O artigo aborda a inconvencionalidade da prisão antecipada à luz do princípio pro homine, analisando temas como a presunção de inocência garantida pelo artigo 5º, LVII, da Constituição Brasileira, e a sua violação pelo Supremo Tribunal Federal (STF) em julgamentos que permitiram a execução antecipada de penas antes do trânsito em julgado.

Discute a fragilidade dos argumentos que defendem essa prática, a divisão na comunidade jurídica entre defensores dos direitos humanos e aqueles que apoiam uma abordagem punitiva, e a utilização equivocada de tratados internacionais, como a Declaração Universal dos Direitos Humanos, como justificativa para prisões arbitrárias. O texto também ressalta a importância do diálogo entre normas internas e internacionais, defendendo que a Constituição brasileira, ao proteger a dignidade da pessoa humana, deve prevalecer sobre normas internacionais menos protetivas, fundamentando-se no princípio pro homine, que orienta a aplicação da norma mais favorável aos direitos humanos.

Por fim, o artigo conclama o STF a respeitar a Constituição e os tratados internacionais, superando a interpretação autoritária do processo penal no sistema de justiça criminal.

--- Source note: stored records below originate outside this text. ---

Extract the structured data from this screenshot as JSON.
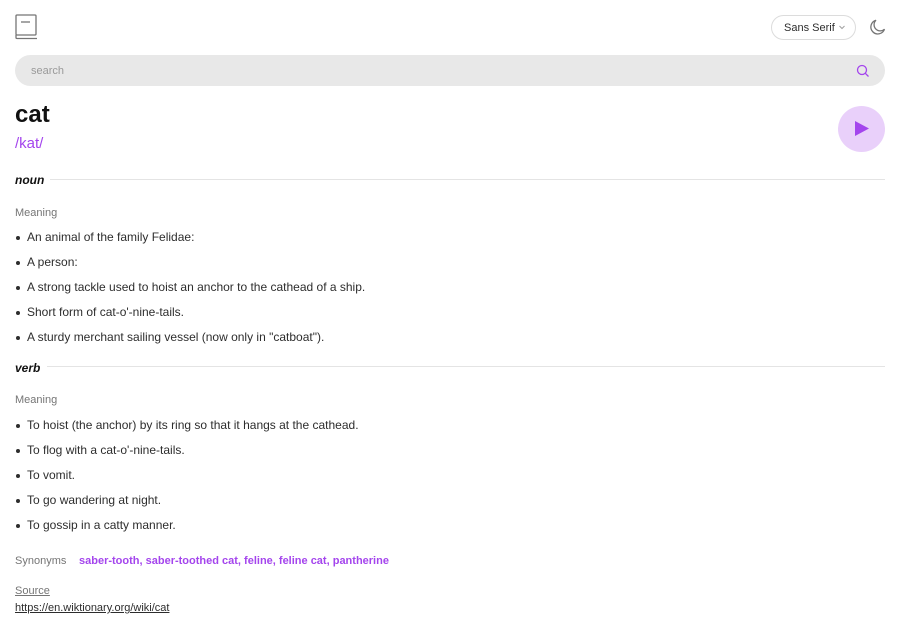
{
  "header": {
    "logo_icon": "book-icon",
    "font_selected": "Sans Serif",
    "theme_icon": "moon-icon"
  },
  "search": {
    "placeholder": "search",
    "value": "",
    "icon": "search-icon"
  },
  "entry": {
    "word": "cat",
    "phonetic": "/kat/",
    "play_icon": "play-icon"
  },
  "meanings": [
    {
      "part_of_speech": "noun",
      "label": "Meaning",
      "definitions": [
        "An animal of the family Felidae:",
        "A person:",
        "A strong tackle used to hoist an anchor to the cathead of a ship.",
        "Short form of cat-o'-nine-tails.",
        "A sturdy merchant sailing vessel (now only in \"catboat\")."
      ]
    },
    {
      "part_of_speech": "verb",
      "label": "Meaning",
      "definitions": [
        "To hoist (the anchor) by its ring so that it hangs at the cathead.",
        "To flog with a cat-o'-nine-tails.",
        "To vomit.",
        "To go wandering at night.",
        "To gossip in a catty manner."
      ]
    }
  ],
  "synonyms": {
    "label": "Synonyms",
    "items": [
      "saber-tooth",
      "saber-toothed cat",
      "feline",
      "feline cat",
      "pantherine"
    ]
  },
  "source": {
    "label": "Source",
    "url": "https://en.wiktionary.org/wiki/cat"
  },
  "colors": {
    "accent": "#a445ed",
    "play_bg": "#e9d0fa",
    "search_bg": "#e8e8e8"
  }
}
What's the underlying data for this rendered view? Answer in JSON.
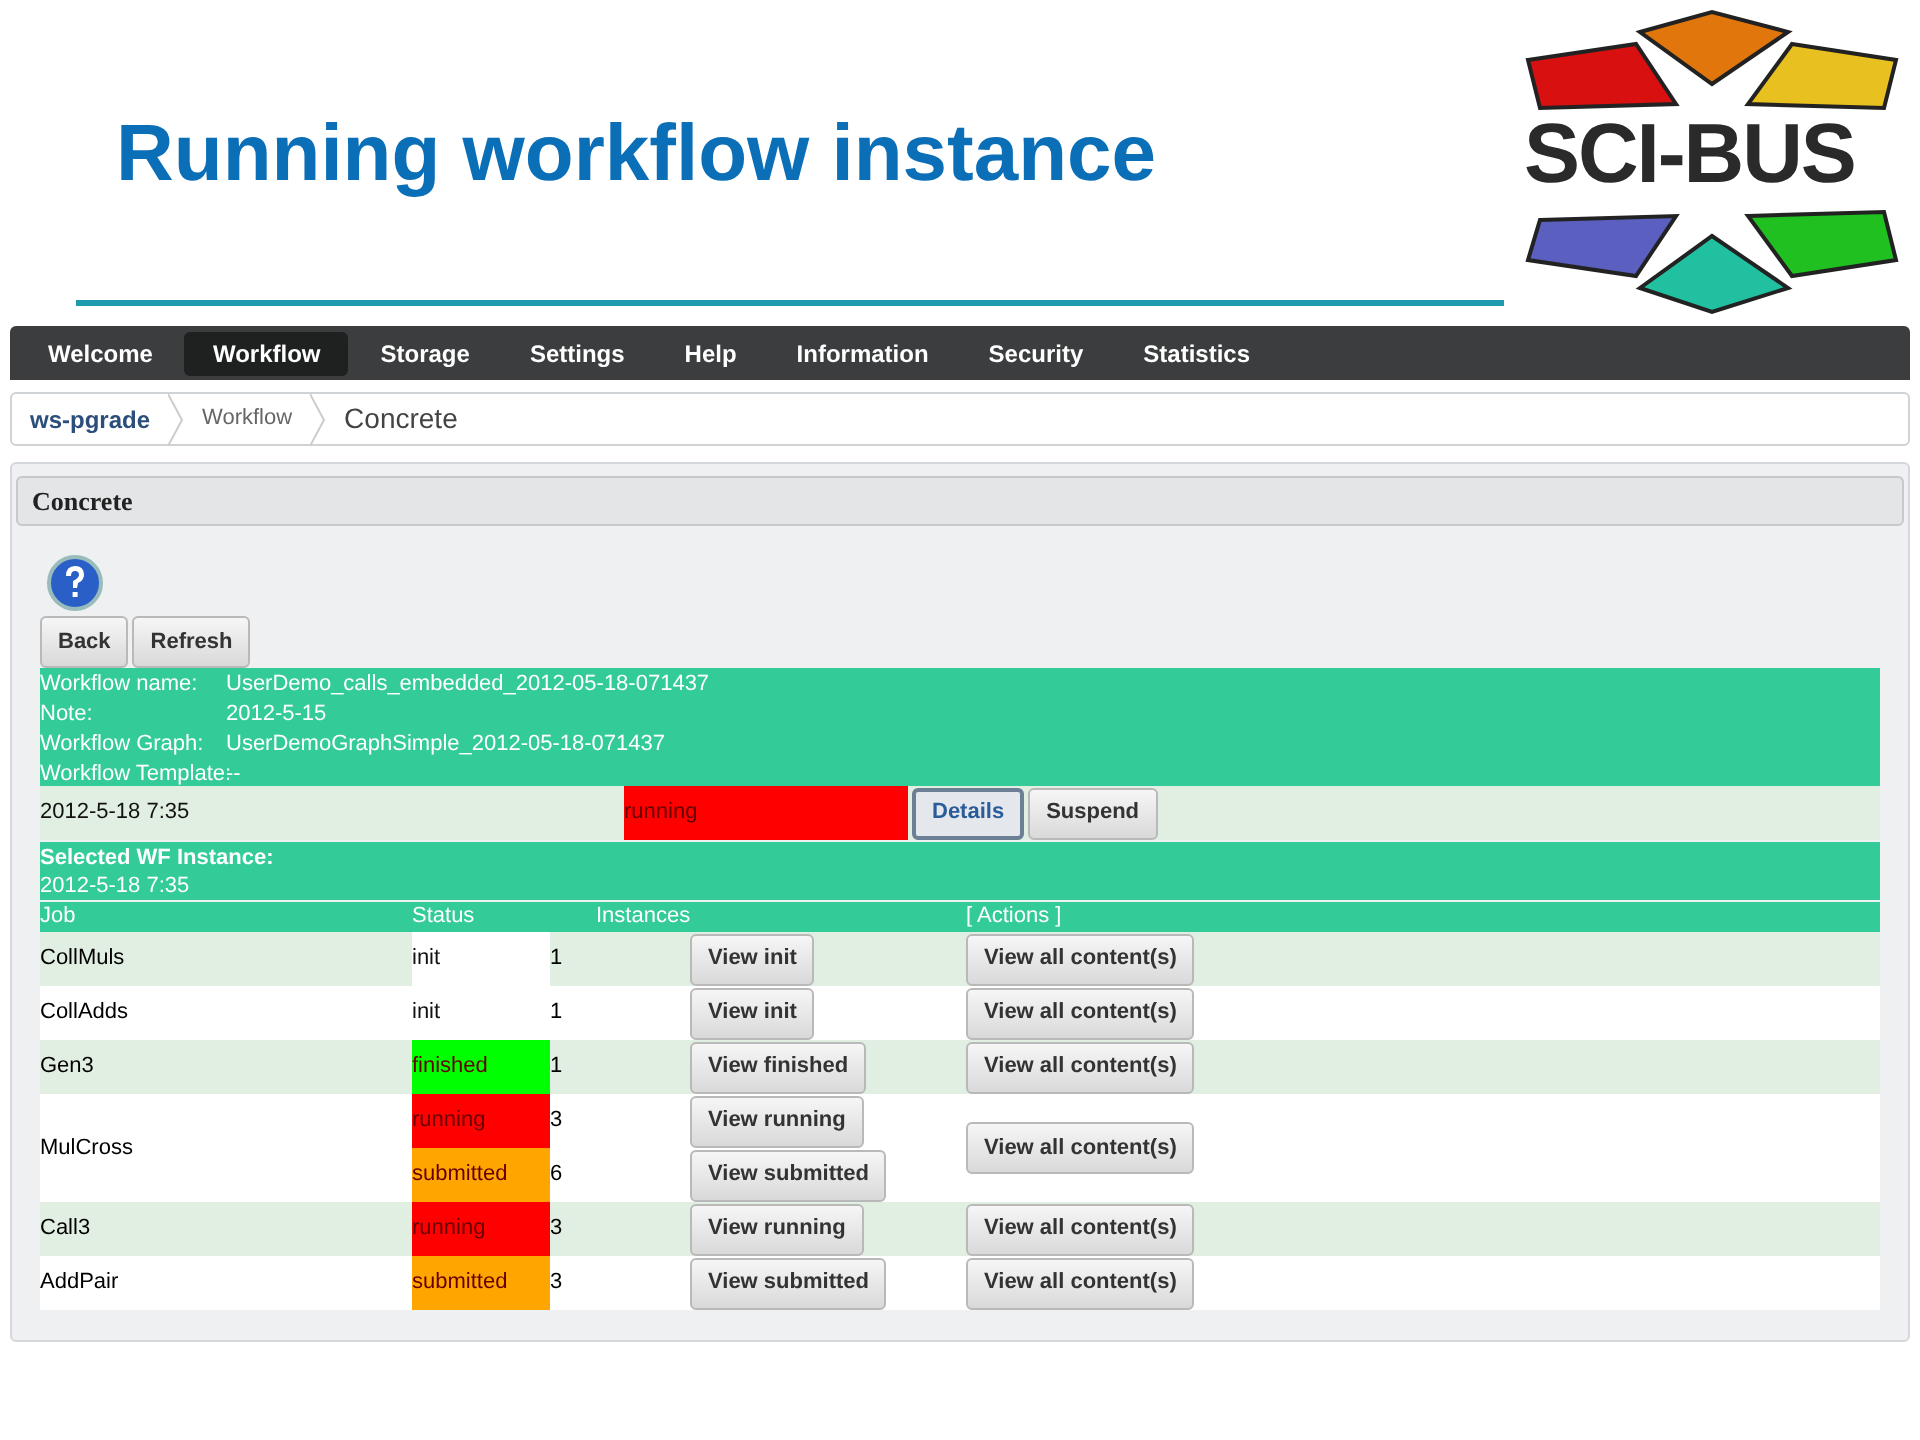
{
  "slide_title": "Running workflow instance",
  "logo": {
    "text": "SCI-BUS"
  },
  "nav": [
    {
      "label": "Welcome",
      "selected": false
    },
    {
      "label": "Workflow",
      "selected": true
    },
    {
      "label": "Storage",
      "selected": false
    },
    {
      "label": "Settings",
      "selected": false
    },
    {
      "label": "Help",
      "selected": false
    },
    {
      "label": "Information",
      "selected": false
    },
    {
      "label": "Security",
      "selected": false
    },
    {
      "label": "Statistics",
      "selected": false
    }
  ],
  "breadcrumb": [
    "ws-pgrade",
    "Workflow",
    "Concrete"
  ],
  "panel": {
    "title": "Concrete",
    "buttons": [
      "Back",
      "Refresh"
    ],
    "info": [
      {
        "label": "Workflow name:",
        "value": "UserDemo_calls_embedded_2012-05-18-071437"
      },
      {
        "label": "Note:",
        "value": "2012-5-15"
      },
      {
        "label": "Workflow Graph:",
        "value": "UserDemoGraphSimple_2012-05-18-071437"
      },
      {
        "label": "Workflow Template:",
        "value": "--"
      }
    ],
    "instance": {
      "date": "2012-5-18 7:35",
      "status": "running",
      "color": "#ff0000",
      "buttons": [
        {
          "label": "Details",
          "selected": true
        },
        {
          "label": "Suspend",
          "selected": false
        }
      ]
    },
    "selected_instance": {
      "title": "Selected WF Instance:",
      "date": "2012-5-18 7:35"
    },
    "columns": [
      "Job",
      "Status",
      "Instances",
      "[ Actions ]"
    ],
    "jobs": [
      {
        "name": "CollMuls",
        "entries": [
          {
            "status": "init",
            "color": "#ffffff",
            "instances": "1",
            "button": "View init"
          }
        ],
        "action": "View all content(s)"
      },
      {
        "name": "CollAdds",
        "entries": [
          {
            "status": "init",
            "color": "#ffffff",
            "instances": "1",
            "button": "View init"
          }
        ],
        "action": "View all content(s)"
      },
      {
        "name": "Gen3",
        "entries": [
          {
            "status": "finished",
            "color": "#00ff00",
            "instances": "1",
            "button": "View finished"
          }
        ],
        "action": "View all content(s)"
      },
      {
        "name": "MulCross",
        "entries": [
          {
            "status": "running",
            "color": "#ff0000",
            "instances": "3",
            "button": "View running"
          },
          {
            "status": "submitted",
            "color": "#ffa500",
            "instances": "6",
            "button": "View submitted"
          }
        ],
        "action": "View all content(s)"
      },
      {
        "name": "Call3",
        "entries": [
          {
            "status": "running",
            "color": "#ff0000",
            "instances": "3",
            "button": "View running"
          }
        ],
        "action": "View all content(s)"
      },
      {
        "name": "AddPair",
        "entries": [
          {
            "status": "submitted",
            "color": "#ffa500",
            "instances": "3",
            "button": "View submitted"
          }
        ],
        "action": "View all content(s)"
      }
    ]
  }
}
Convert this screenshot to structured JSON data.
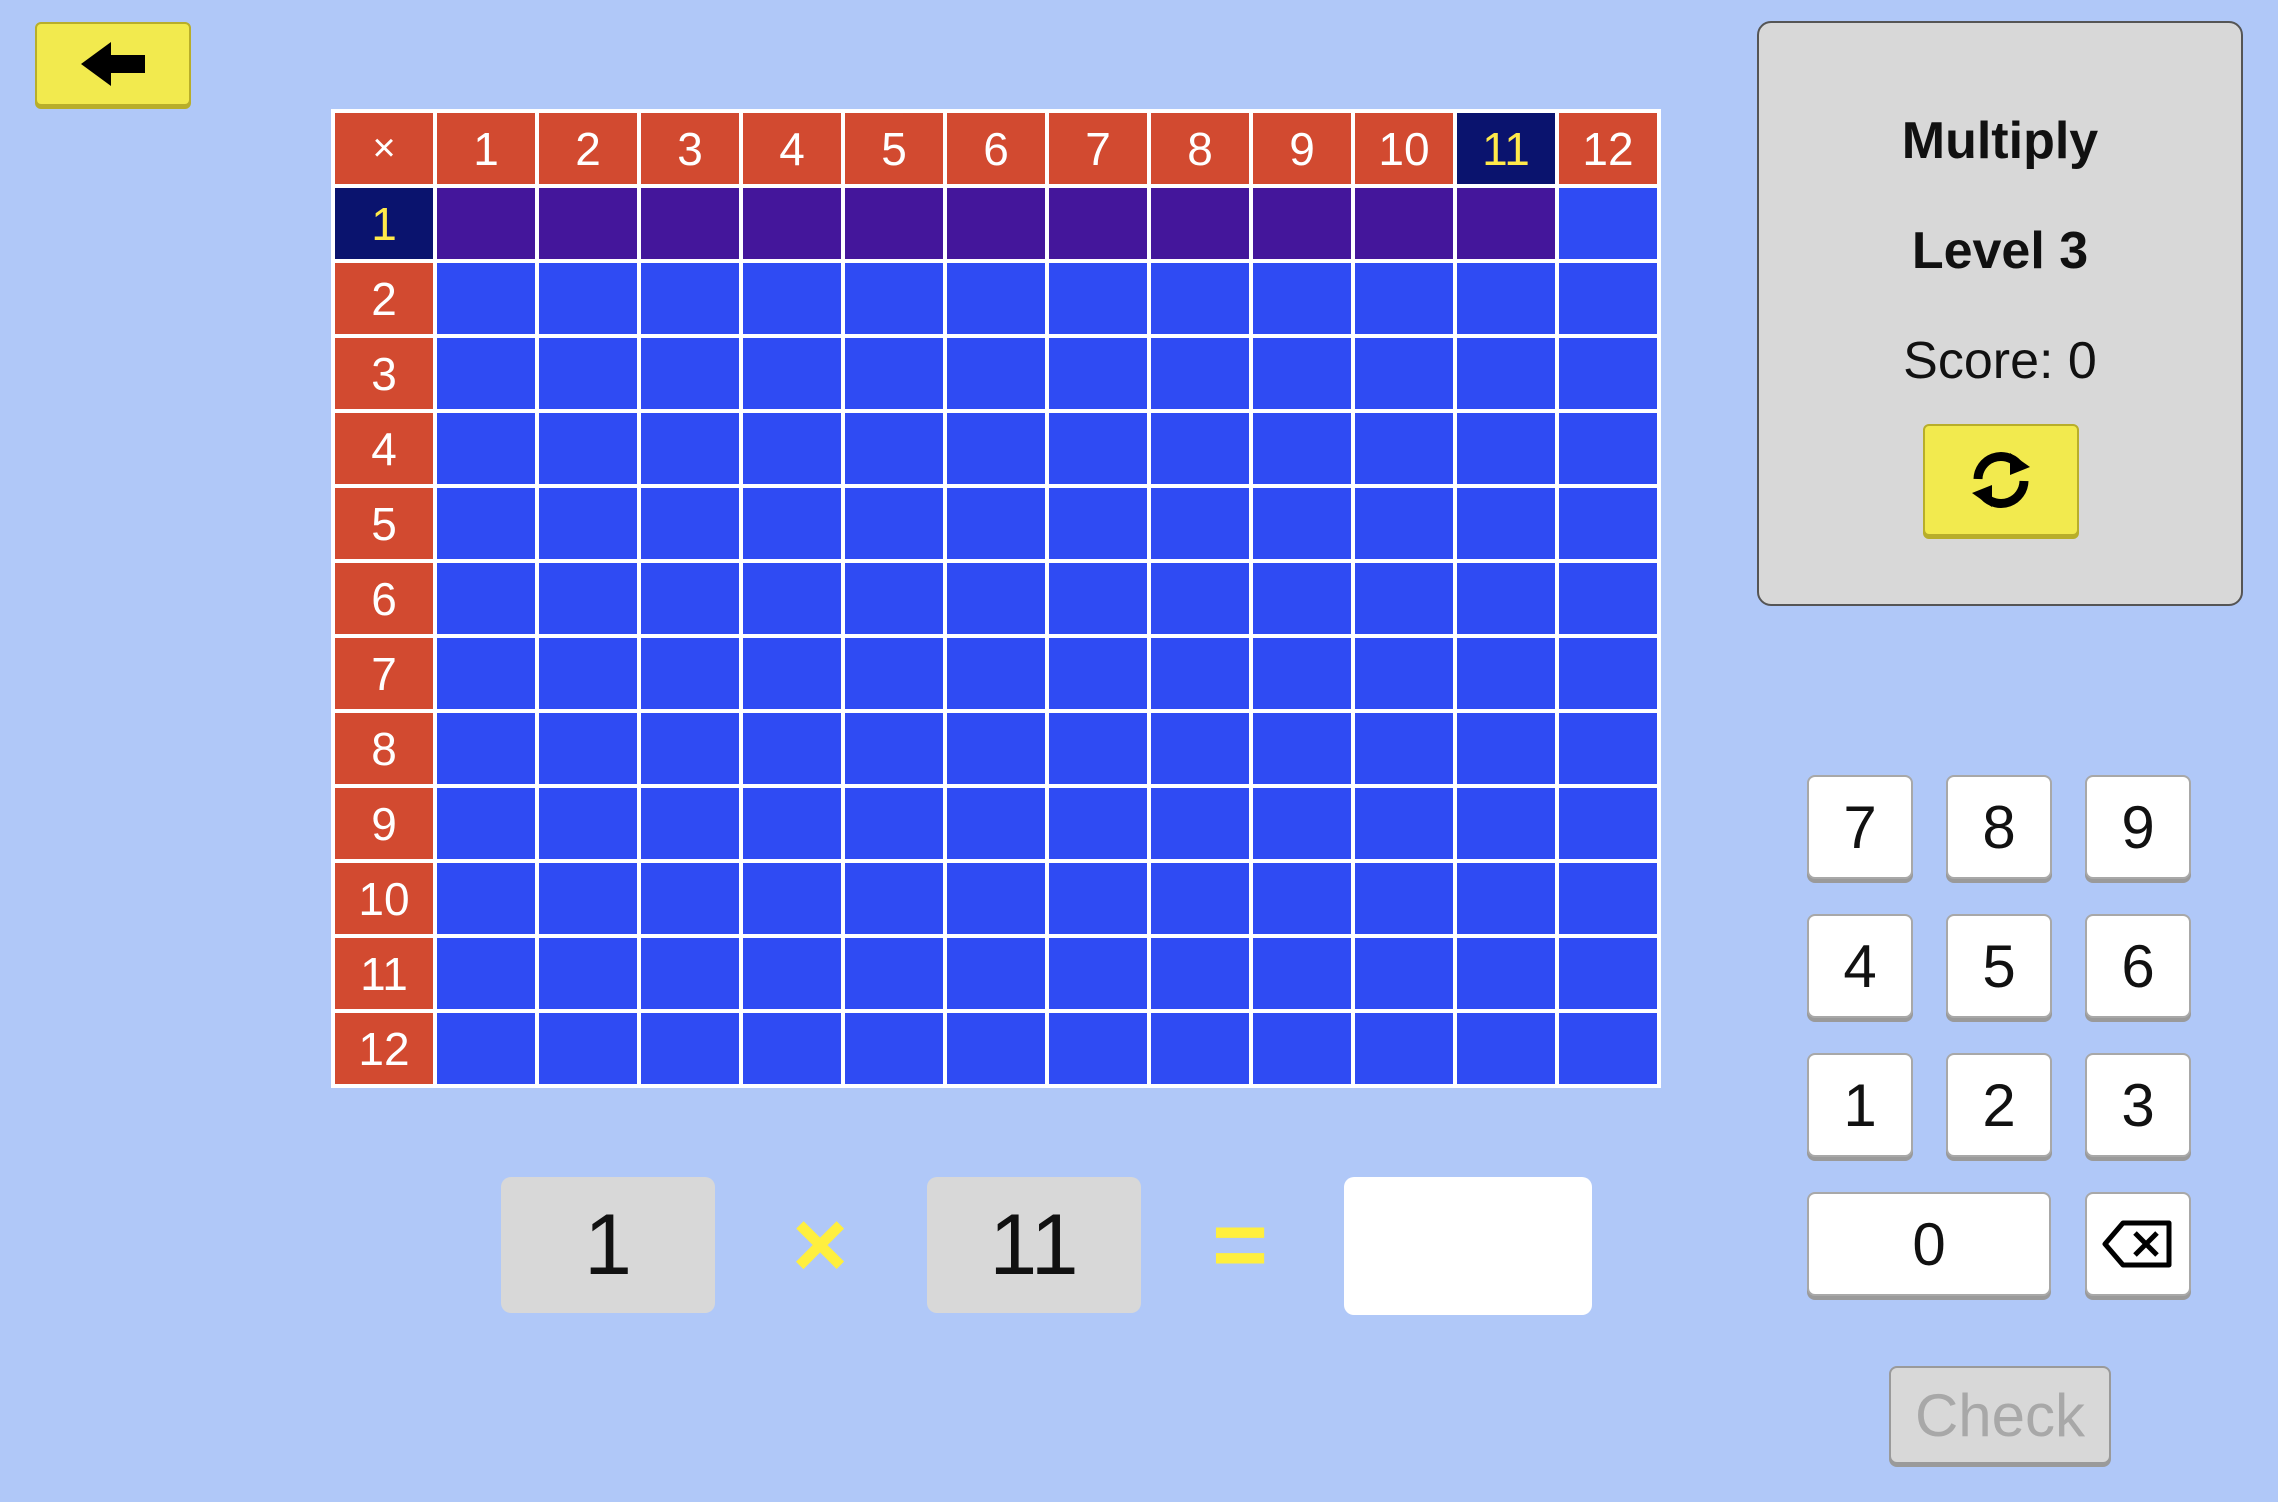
{
  "game": {
    "title": "Multiply",
    "level": "Level 3",
    "score": "Score: 0"
  },
  "grid": {
    "corner_symbol": "×",
    "column_headers": [
      "1",
      "2",
      "3",
      "4",
      "5",
      "6",
      "7",
      "8",
      "9",
      "10",
      "11",
      "12"
    ],
    "row_headers": [
      "1",
      "2",
      "3",
      "4",
      "5",
      "6",
      "7",
      "8",
      "9",
      "10",
      "11",
      "12"
    ],
    "selected_row": "1",
    "selected_column": "11"
  },
  "equation": {
    "left": "1",
    "operator": "×",
    "right": "11",
    "equals": "=",
    "answer": ""
  },
  "keypad": {
    "keys": [
      "7",
      "8",
      "9",
      "4",
      "5",
      "6",
      "1",
      "2",
      "3",
      "0"
    ],
    "backspace_icon": "backspace-icon"
  },
  "buttons": {
    "check_label": "Check",
    "back_icon": "arrow-left-icon",
    "refresh_icon": "refresh-icon"
  },
  "colors": {
    "background": "#b0c8f8",
    "header": "#d24a30",
    "cell": "#2f4bf3",
    "highlight_row": "#44169b",
    "selected_header": "#0a136e",
    "selected_text": "#ffe94a",
    "button_yellow": "#f2ea4e"
  }
}
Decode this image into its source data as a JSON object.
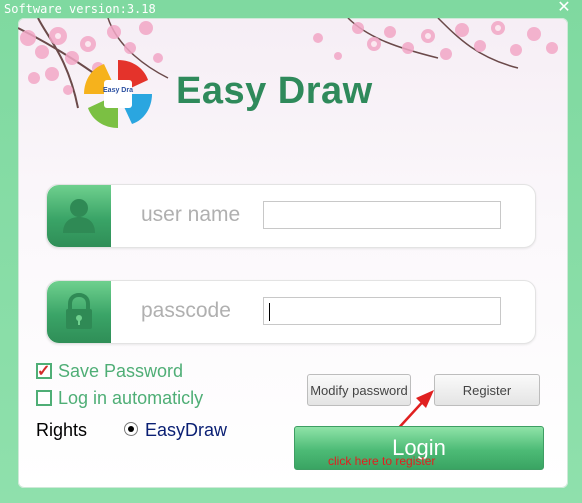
{
  "window": {
    "title": "Software version:3.18",
    "close_symbol": "✕"
  },
  "app": {
    "title": "Easy Draw",
    "logo_text": "Easy Dra"
  },
  "form": {
    "username_label": "user name",
    "username_value": "",
    "passcode_label": "passcode",
    "passcode_value": "",
    "save_password_label": "Save Password",
    "save_password_checked": true,
    "auto_login_label": "Log in automaticly",
    "auto_login_checked": false,
    "rights_label": "Rights",
    "rights_option": "EasyDraw"
  },
  "buttons": {
    "modify_password": "Modify password",
    "register": "Register",
    "login": "Login"
  },
  "annotation": {
    "hint": "click here to register"
  },
  "colors": {
    "accent": "#3aa467",
    "title": "#2f8a5b",
    "hint": "#e02020"
  }
}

Resumo editorial produzido pela equipe da Criminal Player. O texto integral é de autoria dos experts e está publicado no Conjur.

Tópicos do artigo

Principais pontos desenvolvidos no texto original

Principais tópicos abordados no artigo "A inconvencionalidade da prisão antecipada à luz do princípio pro homine" de Juliano de Oliveira Leonel e Paulo Thiago Fernandes Dias.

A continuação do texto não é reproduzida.